By Honore Onana Olah, SJ
Jesuit Justice and Ecology Network (JENA) partnering with Santa Clara University’s Miller Centre for Social Entrepreneurship organised a workshop from 26th to 28th February 2019 in Nairobi- Kenya. One of the participant, Joshua Peters, a Jesuit from the Midwest Province of the Society of Jesus, current student of Berkeley University of California (USA) and now doing one semester at Hekima University College in Nairobi – Kenya, was kind enough to allow us an interview:
I was fascinating by ideas based on making organisations sustainable financially, so we do not have to depend on donors to finance the operations because that takes a lot of works. You have to dedicate a lot of time and energy to raise a lot of dollars. But if your organisation can find a way to be self-sustainable, you can do more and more effectively and have a large social impact and you can also do without having to depend on donors.
Can you tell us briefly about the Elevator Pitch?
You have to imagine that you are an elevator for a fifteen (50) story ride and you met someone who had financial resources or connections. How could you convince them in that such elevator ride that they should give you money or at least have another conversation with you? So you have to be very pointed and very clear about the way you pitch your idea. Imagine that at the time you will reach the fifteen floor they will give you the money you want…So brief, but impactful!
Being a Jesuit from USA but studying at Hekima is it appealing for Jesuits in formation such kind of meeting?
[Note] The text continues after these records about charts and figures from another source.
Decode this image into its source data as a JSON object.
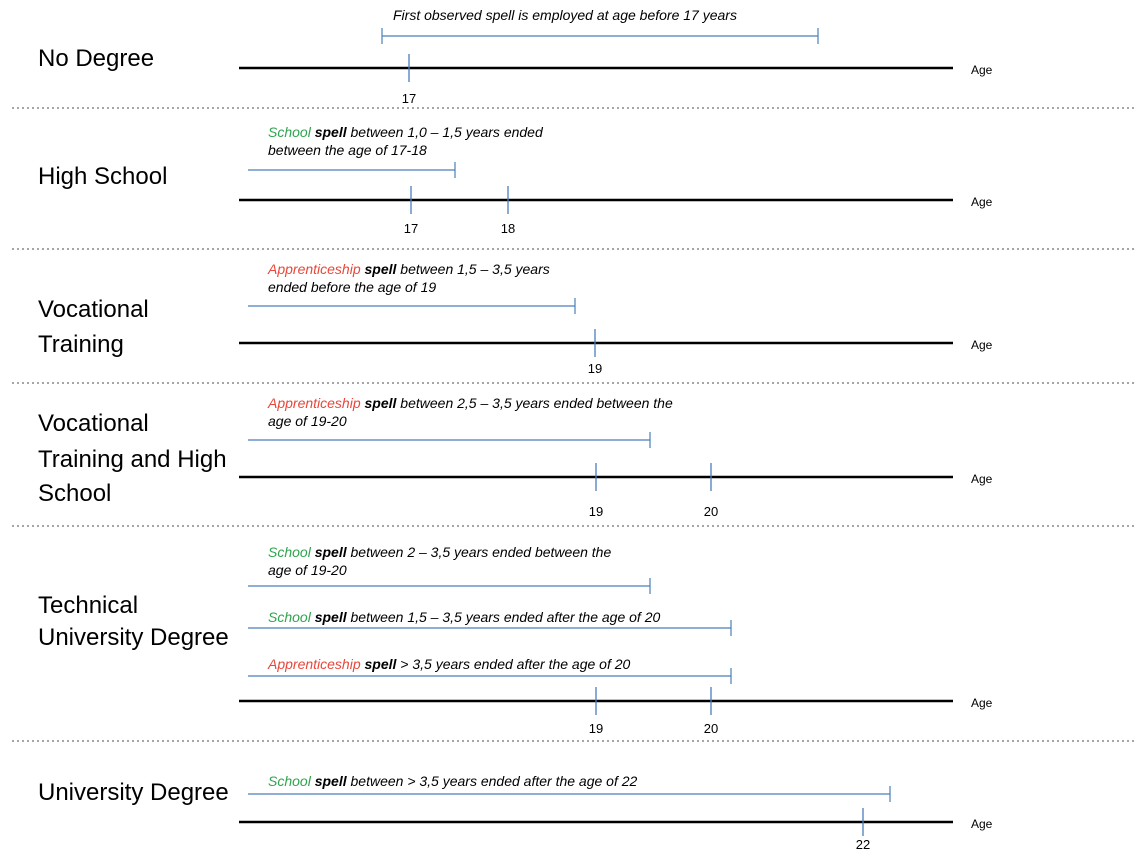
{
  "colors": {
    "axis": "#000000",
    "bar": "#4a7ebb",
    "separator": "#a6a6a6",
    "school_word": "#2ea44f",
    "apprenticeship_word": "#e8473a"
  },
  "axis_label": "Age",
  "sections": [
    {
      "id": "no-degree",
      "label": [
        "No Degree"
      ],
      "bars": [
        {
          "caption": [
            [
              {
                "t": "First observed spell is employed at age before 17 years",
                "s": "plain"
              }
            ]
          ],
          "start_marker": true
        }
      ],
      "ticks": [
        "17"
      ]
    },
    {
      "id": "high-school",
      "label": [
        "High School"
      ],
      "bars": [
        {
          "caption": [
            [
              {
                "t": "School",
                "s": "school"
              },
              {
                "t": " spell",
                "s": "bold"
              },
              {
                "t": " between 1,0 – 1,5 years ended",
                "s": "plain"
              }
            ],
            [
              {
                "t": "between the age of 17-18",
                "s": "plain"
              }
            ]
          ]
        }
      ],
      "ticks": [
        "17",
        "18"
      ]
    },
    {
      "id": "vocational-training",
      "label": [
        "Vocational",
        "Training"
      ],
      "bars": [
        {
          "caption": [
            [
              {
                "t": "Apprenticeship",
                "s": "app"
              },
              {
                "t": " spell",
                "s": "bold"
              },
              {
                "t": " between 1,5 – 3,5 years",
                "s": "plain"
              }
            ],
            [
              {
                "t": "ended before the age of 19",
                "s": "plain"
              }
            ]
          ]
        }
      ],
      "ticks": [
        "19"
      ]
    },
    {
      "id": "vocational-training-high-school",
      "label": [
        "Vocational",
        "Training and High",
        "School"
      ],
      "bars": [
        {
          "caption": [
            [
              {
                "t": "Apprenticeship",
                "s": "app"
              },
              {
                "t": " spell",
                "s": "bold"
              },
              {
                "t": " between 2,5 – 3,5 years ended between the",
                "s": "plain"
              }
            ],
            [
              {
                "t": "age of 19-20",
                "s": "plain"
              }
            ]
          ]
        }
      ],
      "ticks": [
        "19",
        "20"
      ]
    },
    {
      "id": "technical-university-degree",
      "label": [
        "Technical",
        "University Degree"
      ],
      "bars": [
        {
          "caption": [
            [
              {
                "t": "School",
                "s": "school"
              },
              {
                "t": " spell",
                "s": "bold"
              },
              {
                "t": " between 2 – 3,5 years ended between the",
                "s": "plain"
              }
            ],
            [
              {
                "t": "age of 19-20",
                "s": "plain"
              }
            ]
          ]
        },
        {
          "caption": [
            [
              {
                "t": "School ",
                "s": "school"
              },
              {
                "t": " spell",
                "s": "bold"
              },
              {
                "t": " between 1,5 – 3,5 years ended after the age of 20",
                "s": "plain"
              }
            ]
          ]
        },
        {
          "caption": [
            [
              {
                "t": "Apprenticeship",
                "s": "app"
              },
              {
                "t": " spell",
                "s": "bold"
              },
              {
                "t": " > 3,5 years ended after the age of 20",
                "s": "plain"
              }
            ]
          ]
        }
      ],
      "ticks": [
        "19",
        "20"
      ]
    },
    {
      "id": "university-degree",
      "label": [
        "University Degree"
      ],
      "bars": [
        {
          "caption": [
            [
              {
                "t": "School",
                "s": "school"
              },
              {
                "t": " spell",
                "s": "bold"
              },
              {
                "t": " between > 3,5 years ended after the age of 22",
                "s": "plain"
              }
            ]
          ]
        }
      ],
      "ticks": [
        "22"
      ]
    }
  ]
}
I think it is a very important thing for any Jesuit in formation. I think the value and the ideas that the Miller Centre is bringing forth about sustainable organisations are applicable in any context…it has to do parish life, retreat work, universal social enterprises…that the money we do raise will be used for more greater social impact. I think if we learn that information it will make us better pastors, directors of works. It will benefit the Society of Jesus and the people of God greatly.